On January 31, 2014, the United States Eastern District Court of Pennsylvania rendered its decision in a class action lawsuit regarding violations of the Fair Labor Standards Act (“FLSA“) and the Pennsylvania Minimum Wage Act (“PMWA“). Former employees of the Montgomery County Correctional facility (“MCCF”) alleged that correctional officers were not paid for work performed both before and after their scheduled shifts and were not paid overtime premium for ours worked over forty in a week.
In the facts of this case, Plaintiffs who were employed as correctional officers, alleged that they were generally paid for the scheduled length of their shifts as opposed to the time they actually worked, in violation of the FLSA. The officers cite three different events where Defendants violated their rights under the FLSA. First, before starting their shift they were required to report for roll call. However, before reporting for roll call, they had to retrieve keys from their personal lockers. Besides, officers are required to store any personal keys in their lockers before starting their shifts. Plaintiffs claimed in their complaint that they were not compensated for time they spent retrieving keys from their locker and then going to the roll call room; which took between 5 and 10 minutes every day. Second, correctional officers were required to remain at their posts at the end of their shift until replacement completed roll calls and performed “mandatory pass-down procedures”, which could take up to 25 minutes per shift. Finally, Plaintiffs alleged that the pay system used by MCCF cheated them from being paid an overtime premium for the hours worked over 40 hours in a week.
Defendants argued that the FLSA and the PMWA do not apply to public employees. Nevertheless, the Court granted the employees’ conditional certification for a class action under the FLSA but not under the PMWA because: “it would violate all discernable manifestations of legislative intent to construe ’employer’ in the PMWA to include political subdivisions.” Regarding the FLSA class action certification, the Court stated: “for the purpose of conditional certification and the facilitation of notice, we find that the declarations stating that correctional officers regularly engaged in pre- and post-shift activities, together with the paystubs showing they were generally paid in eight or twelve hour increments constitutes sufficient evidence of a policy of non-payment to warrant notice and discovery.”

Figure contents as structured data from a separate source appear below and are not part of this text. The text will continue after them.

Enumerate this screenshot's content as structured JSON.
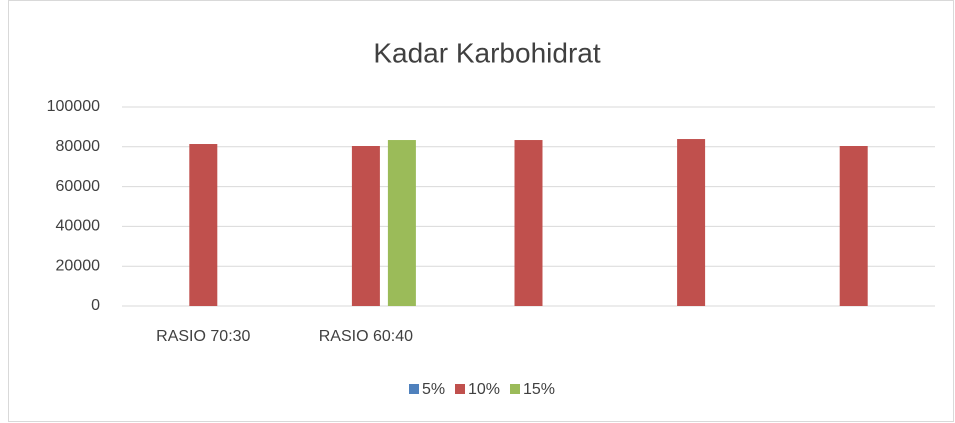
{
  "chart_data": {
    "type": "bar",
    "title": "Kadar Karbohidrat",
    "categories": [
      "RASIO 70:30",
      "RASIO 60:40",
      null,
      null,
      null
    ],
    "series": [
      {
        "name": "5%",
        "color": "#4f81bd",
        "values": [
          null,
          null,
          null,
          null,
          null
        ]
      },
      {
        "name": "10%",
        "color": "#c0504d",
        "values": [
          81400,
          80400,
          83400,
          83900,
          80400
        ]
      },
      {
        "name": "15%",
        "color": "#9bbb59",
        "values": [
          null,
          83400,
          null,
          null,
          null
        ]
      }
    ],
    "ylim": [
      0,
      100000
    ],
    "yticks": [
      0,
      20000,
      40000,
      60000,
      80000,
      100000
    ],
    "grid": true,
    "legend": "bottom"
  }
}
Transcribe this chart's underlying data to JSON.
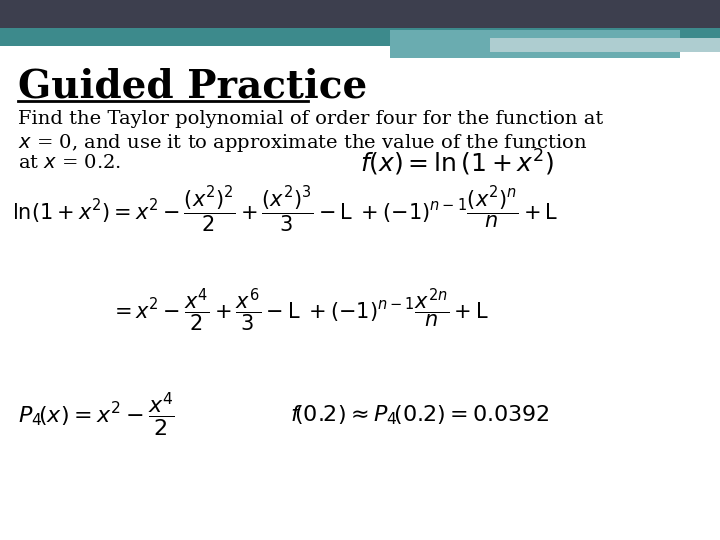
{
  "bg_color": "#ffffff",
  "title": "Guided Practice",
  "title_color": "#000000",
  "title_fontsize": 28,
  "body_fontsize": 14,
  "header_dark_color": "#3d3f4e",
  "header_teal_color": "#3d8a8c",
  "header_light_color": "#aecdd0",
  "formula1": "$f\\left(x\\right)=\\ln\\left(1+x^{2}\\right)$",
  "formula2": "$\\ln\\!\\left(1+x^{2}\\right)=x^{2}-\\dfrac{\\left(x^{2}\\right)^{2}}{2}+\\dfrac{\\left(x^{2}\\right)^{3}}{3}-\\mathrm{L}\\;+(-1)^{n-1}\\dfrac{\\left(x^{2}\\right)^{n}}{n}+\\mathrm{L}$",
  "formula3": "$=x^{2}-\\dfrac{x^{4}}{2}+\\dfrac{x^{6}}{3}-\\mathrm{L}\\;+(-1)^{n-1}\\dfrac{x^{2n}}{n}+\\mathrm{L}$",
  "formula4": "$P_{4}\\!\\left(x\\right)=x^{2}-\\dfrac{x^{4}}{2}$",
  "formula5": "$f\\!\\left(0.2\\right)\\approx P_{4}\\!\\left(0.2\\right)=0.0392$",
  "formula2_fontsize": 15,
  "formula3_fontsize": 15,
  "formula4_fontsize": 16,
  "formula5_fontsize": 16,
  "formula1_fontsize": 18
}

This case clarified the application of the FLSA. It made it clear that the FLSA applies to government entities in the same manner that it applies to employers in the private sector. Therefore, employers in the public sector face the same the same type of class action lawsuits (regarding overtime pay, off-the-clock work or other employment law violations) that employers in the private sector have been facing for quite a long time. Public employers need to make sure that they respect all the provisions contained in the FLSA.